I lowered my eyes feigning shame.

“Ginnal!” she handed me another piece of sugarcane.

We sat together, quiet for a little while, both of us eating sugar cane. I was still on her lap and she kept rocking in the chair.

My summer holidays would begin next morning when I set off with Grandy to Lluidas Vale, the tiny village deep in the dark-blue mountains of Portland. It was where my grandfather, Grandy’s sister, Aunt Clara, and Grandy’s mother and father, none of whom I’d ever known, were all buried. It was where my mother had been born and had grown up, and where I spent every summer holiday.

“You finish packing the clothes to take with you?” Grandy wanted to know.

“I’ve almost finished packing,” I told her.

“Almost not good enough,” she gave me a push and smiled.

When she smiled, folds of dark brown skin crinkled around her dark brown eyes, and it was almost as if, beneath her skin, several different peoples were warring to assert themselves, but no one was quite winning.

“We have to make sure you’re done packing tonight, for we leaving first thing tomorrow morning.”

I smiled and said nothing. Every year there was a tug-of-war between my mother and me as to which clothes I’d take with me to the country. All my shorts would go, because I would be outside most of the time and it was the hottest time of the year. I would take the one yellow bath-suit I’d had for years – getting too tight for me, I thought, but not as far as my mother was concerned. All my old jeans and T-shirts – my yard clothes – would go, for I needed those to wear about the place. But what I most wanted to take was the sheer pink dress Mama had bought two weeks ago for my graduation from primary school. But she’d spent good money on the dress and I wasn’t to take it out of the plastic bag it was hanging in, much less consider taking it to the country with me.

Last night, when I thought Mama wasn’t looking, I’d taken the dress out and kept looking and looking it over. It had garnered oohs and ahs at the graduation. Many people wanted to take my picture. The sheer material shimmered in the lights, and the large bow at the back, with what looked like fish-scales, changed colours depending on how the light hit it. Quite a stir that dress caused. Easily the prettiest dress in the entire place.

And now Mama wasn’t allowing me to take the dress with me to the country, because I didn’t know how to take care of anything, was always ruining the things she used her hard-earned money to buy.

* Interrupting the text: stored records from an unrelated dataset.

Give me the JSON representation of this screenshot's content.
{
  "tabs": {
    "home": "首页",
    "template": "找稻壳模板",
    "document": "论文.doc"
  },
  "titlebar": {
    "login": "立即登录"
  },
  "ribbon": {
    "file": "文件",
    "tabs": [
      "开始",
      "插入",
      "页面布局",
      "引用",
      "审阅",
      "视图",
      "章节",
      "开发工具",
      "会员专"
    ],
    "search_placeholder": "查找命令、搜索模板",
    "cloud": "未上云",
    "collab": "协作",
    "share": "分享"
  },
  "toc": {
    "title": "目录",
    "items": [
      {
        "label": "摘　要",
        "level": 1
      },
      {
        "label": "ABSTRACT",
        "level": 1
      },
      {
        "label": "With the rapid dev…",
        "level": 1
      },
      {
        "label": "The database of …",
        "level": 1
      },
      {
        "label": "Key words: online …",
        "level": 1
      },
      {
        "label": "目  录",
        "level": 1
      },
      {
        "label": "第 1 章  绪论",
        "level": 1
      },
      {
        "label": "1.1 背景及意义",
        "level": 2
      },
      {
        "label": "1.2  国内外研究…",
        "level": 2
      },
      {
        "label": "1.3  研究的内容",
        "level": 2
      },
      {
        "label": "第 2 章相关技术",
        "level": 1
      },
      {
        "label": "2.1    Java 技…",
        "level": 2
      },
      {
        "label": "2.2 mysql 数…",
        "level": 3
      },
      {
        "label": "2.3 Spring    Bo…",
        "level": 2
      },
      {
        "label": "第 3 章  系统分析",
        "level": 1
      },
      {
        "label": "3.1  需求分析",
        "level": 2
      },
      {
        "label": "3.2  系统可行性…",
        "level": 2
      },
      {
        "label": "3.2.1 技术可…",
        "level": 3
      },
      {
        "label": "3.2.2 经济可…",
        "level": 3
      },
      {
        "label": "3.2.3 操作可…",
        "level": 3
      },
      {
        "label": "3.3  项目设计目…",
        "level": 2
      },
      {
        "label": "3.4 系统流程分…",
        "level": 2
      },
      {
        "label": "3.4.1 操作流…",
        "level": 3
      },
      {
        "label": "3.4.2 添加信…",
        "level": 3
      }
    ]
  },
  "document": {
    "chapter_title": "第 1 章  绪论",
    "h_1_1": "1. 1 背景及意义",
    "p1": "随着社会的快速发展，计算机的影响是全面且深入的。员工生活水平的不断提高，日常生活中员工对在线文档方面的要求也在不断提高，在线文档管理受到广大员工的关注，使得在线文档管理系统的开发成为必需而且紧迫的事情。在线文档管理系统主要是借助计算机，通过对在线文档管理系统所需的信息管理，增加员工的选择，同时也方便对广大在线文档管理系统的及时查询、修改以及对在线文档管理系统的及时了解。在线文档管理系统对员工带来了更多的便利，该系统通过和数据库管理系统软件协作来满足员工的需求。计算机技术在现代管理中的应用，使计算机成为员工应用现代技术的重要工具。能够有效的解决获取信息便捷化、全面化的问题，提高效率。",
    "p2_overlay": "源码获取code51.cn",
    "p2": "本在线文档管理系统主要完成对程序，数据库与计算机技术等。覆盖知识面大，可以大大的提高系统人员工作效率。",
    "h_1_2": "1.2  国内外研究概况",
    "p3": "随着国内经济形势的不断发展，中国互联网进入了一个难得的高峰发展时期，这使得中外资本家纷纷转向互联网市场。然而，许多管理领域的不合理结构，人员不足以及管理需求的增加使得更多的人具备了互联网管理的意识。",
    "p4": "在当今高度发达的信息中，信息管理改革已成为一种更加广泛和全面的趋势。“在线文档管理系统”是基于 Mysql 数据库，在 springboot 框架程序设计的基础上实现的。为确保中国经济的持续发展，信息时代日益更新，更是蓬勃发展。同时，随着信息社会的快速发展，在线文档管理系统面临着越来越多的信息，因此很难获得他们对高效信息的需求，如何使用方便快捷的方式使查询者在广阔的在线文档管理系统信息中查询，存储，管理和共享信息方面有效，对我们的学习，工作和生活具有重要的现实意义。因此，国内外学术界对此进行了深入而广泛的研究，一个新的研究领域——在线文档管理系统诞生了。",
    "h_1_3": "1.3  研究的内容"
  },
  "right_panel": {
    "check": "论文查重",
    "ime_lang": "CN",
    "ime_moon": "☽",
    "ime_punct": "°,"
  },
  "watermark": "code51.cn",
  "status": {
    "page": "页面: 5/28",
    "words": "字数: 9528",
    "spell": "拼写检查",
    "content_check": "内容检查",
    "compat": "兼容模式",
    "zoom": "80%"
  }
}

Every year she complained Grandy didn’t supervise me enough, allowing me to have my own way, running all over the place like some wild animal, staining-up and dirtying-up all my good things. Every year when I came back home she’d say all I had in my bags were rags and she couldn’t believe Grandy was the same woman who had grown her, who would breath fire on her when she was growing up if she got so much as a spot on her clothes; here she was so lax with me now.

“Just what do you think you’re doing with that dress?” Mama demanded when she caught me with the dress on my lap. “Gloria, don’t you realize you’re getting to be a young lady now? That it’s time you started taking more care of your things? Tell me, Gloria, you really think I have the money to be buying back the things you ruin over the summer?”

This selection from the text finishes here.